Abstract. The purpose of the present study was to compare the in vitro release and to find out whether the bioavailability of a 75 mg indomethacin capsule (Microcid SR) was equivalent to optimized formulation (indomethacin-loaded cetyl alcohol microspheres). Indomethacin-loaded cetyl alcohol microspheres were prepared by meltable emulsified cooling-induced technique. Surface morphology of microspheres has been evaluated using scanning electron microscopy. A single dose, randomized, complete cross over study of IM microspheres was carried out on 10 healthy male and female Albino sheep's under fasting conditions. The plasma was separated and the concentrations of the drug were determined by HPLC-UV method. Plasma indomethacin concentrations and other pharmacokinetic parameters obtained were statistically analyzed. The SEM images revealed the spherical shape of fat microspheres, and more than 98.0% of the isolated microspheres were in the size range 12-32 μm. DSC, FTIR spectroscopy and stability studies indicated that the drug after encapsulation with fat microspheres was stable and compatible. Both formulations were found to be bioequivalent as evidenced by in vivo studies. Based on this study, it can be concluded that cetyl alcohol microspheres and Microcid SR capsule are bioequivalent in terms of the rate and extent of absorption.

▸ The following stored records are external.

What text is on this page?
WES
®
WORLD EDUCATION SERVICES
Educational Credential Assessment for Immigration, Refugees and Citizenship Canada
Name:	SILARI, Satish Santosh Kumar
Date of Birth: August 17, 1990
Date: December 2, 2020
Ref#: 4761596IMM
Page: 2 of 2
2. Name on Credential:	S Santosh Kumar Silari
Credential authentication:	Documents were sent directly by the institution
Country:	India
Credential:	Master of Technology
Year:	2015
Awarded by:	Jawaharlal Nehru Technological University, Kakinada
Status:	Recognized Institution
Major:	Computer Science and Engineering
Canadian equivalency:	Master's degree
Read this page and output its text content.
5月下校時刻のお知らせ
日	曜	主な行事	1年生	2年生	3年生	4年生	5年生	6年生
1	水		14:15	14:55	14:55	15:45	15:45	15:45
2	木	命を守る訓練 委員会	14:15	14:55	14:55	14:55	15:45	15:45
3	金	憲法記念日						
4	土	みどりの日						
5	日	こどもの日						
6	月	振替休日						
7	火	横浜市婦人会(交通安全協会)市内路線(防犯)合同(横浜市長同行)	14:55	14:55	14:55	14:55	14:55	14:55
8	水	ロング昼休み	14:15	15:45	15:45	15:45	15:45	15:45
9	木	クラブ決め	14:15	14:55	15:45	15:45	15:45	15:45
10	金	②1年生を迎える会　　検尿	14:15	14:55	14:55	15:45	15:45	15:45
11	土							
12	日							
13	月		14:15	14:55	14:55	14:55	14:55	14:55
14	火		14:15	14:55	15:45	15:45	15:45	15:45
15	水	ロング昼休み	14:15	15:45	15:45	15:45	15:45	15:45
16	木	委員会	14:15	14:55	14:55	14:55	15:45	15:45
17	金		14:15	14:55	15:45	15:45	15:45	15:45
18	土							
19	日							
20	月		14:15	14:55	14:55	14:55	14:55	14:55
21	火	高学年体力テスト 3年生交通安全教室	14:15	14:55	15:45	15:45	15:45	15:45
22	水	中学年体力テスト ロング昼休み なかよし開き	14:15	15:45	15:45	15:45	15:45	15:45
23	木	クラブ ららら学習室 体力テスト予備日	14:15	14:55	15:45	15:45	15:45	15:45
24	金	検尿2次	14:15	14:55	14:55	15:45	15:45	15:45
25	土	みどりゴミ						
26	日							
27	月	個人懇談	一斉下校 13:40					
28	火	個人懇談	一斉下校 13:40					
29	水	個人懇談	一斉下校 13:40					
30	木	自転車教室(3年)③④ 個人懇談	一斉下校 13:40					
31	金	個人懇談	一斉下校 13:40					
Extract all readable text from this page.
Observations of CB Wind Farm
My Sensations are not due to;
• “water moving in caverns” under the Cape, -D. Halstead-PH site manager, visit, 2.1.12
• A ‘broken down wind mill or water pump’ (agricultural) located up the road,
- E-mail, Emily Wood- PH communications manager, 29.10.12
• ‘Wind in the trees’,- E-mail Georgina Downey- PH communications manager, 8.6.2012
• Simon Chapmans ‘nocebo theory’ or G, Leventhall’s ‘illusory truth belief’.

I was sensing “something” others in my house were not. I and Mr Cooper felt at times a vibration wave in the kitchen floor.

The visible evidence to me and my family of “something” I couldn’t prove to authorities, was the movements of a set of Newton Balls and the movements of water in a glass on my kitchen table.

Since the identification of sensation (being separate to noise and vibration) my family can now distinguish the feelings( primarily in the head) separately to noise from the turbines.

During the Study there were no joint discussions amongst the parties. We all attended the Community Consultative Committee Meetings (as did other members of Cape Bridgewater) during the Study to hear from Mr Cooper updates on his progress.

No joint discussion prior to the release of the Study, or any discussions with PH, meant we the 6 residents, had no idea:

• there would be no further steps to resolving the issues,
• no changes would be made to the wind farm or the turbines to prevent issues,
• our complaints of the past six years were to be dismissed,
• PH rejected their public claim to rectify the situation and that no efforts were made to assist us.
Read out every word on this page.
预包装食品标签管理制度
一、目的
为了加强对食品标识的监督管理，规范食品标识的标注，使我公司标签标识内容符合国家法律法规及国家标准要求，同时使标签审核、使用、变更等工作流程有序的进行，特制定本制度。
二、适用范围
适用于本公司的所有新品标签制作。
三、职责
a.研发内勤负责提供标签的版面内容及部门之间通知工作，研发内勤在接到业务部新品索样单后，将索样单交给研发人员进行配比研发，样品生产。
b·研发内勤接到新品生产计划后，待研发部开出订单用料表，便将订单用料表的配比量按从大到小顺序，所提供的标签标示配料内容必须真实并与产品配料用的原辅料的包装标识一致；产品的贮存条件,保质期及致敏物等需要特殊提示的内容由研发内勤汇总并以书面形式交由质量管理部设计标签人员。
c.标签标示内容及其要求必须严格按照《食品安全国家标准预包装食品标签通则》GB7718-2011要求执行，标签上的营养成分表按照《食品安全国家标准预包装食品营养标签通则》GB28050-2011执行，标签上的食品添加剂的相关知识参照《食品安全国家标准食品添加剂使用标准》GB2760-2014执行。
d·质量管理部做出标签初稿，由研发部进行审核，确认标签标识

(3) Bi L, Wehrung D, Oyewumi MO. Contributory roles of innate properties of cetyl alcohol/gelucire nanoparticles to antioxidant and anti-inflammation activities of quercetin.  Drug Deliv Transl Res. 2013 Aug;3(4):318-29. doi: 10.1007/s13346-013-0130-6.

Abstract. The protective effects of synthetic lung surfactant Exosurf® (containing cetyl alcohol) against endotoxin-induced inflammation have been demonstrated in the literature. Thus, it is envisioned that nanoparticles loaded with quercetin (Q-NPs) prepared with binary mixtures of cetyl alcohol (CA) and Gelucire 44/14® (gelucire) as matrix materials will be capable of overcoming some of the protracted challenges confronting clinical application of quercetin and possess innate protective activity against inflammatory responses, which could be synergistic with quercetin. The NPs were stable in simulated biological media while retaining their particle size and spherical morphology. Further analysis by gel permeation chromatography, spectroscopic analysis (ultraviolet-visible, fluorescence, and Fourier transform infrared spectroscopy) indicated entrapment of quercetin in NPs. Q-NPs effectively enhanced xanthine oxidase inhibitory and free radical scavenging effect of quercetin. Furthermore, Q-NPs showed marked reduction (compared to quercetin alone) in production of nitric oxide and cytokine (interleukin-6 and tumor necrosis factor alpha) from lipopolysaccharide-activated macrophages. Superiority of Q-NPs over quercetin alone was confirmed from in vivo anti-inflammatory efficacy studies in BALB/c mice. Data from additional studies with blank NPs (without quercetin) showed that the NPs reported herein most likely possessed intrinsic protective properties against LPS-induced inflammation. Although further mechanistic studies are warranted, the overall work depicted a novel approach of possible exploiting innate protective properties of NPs in quercetin delivery for treating oxidative stress and inflammation.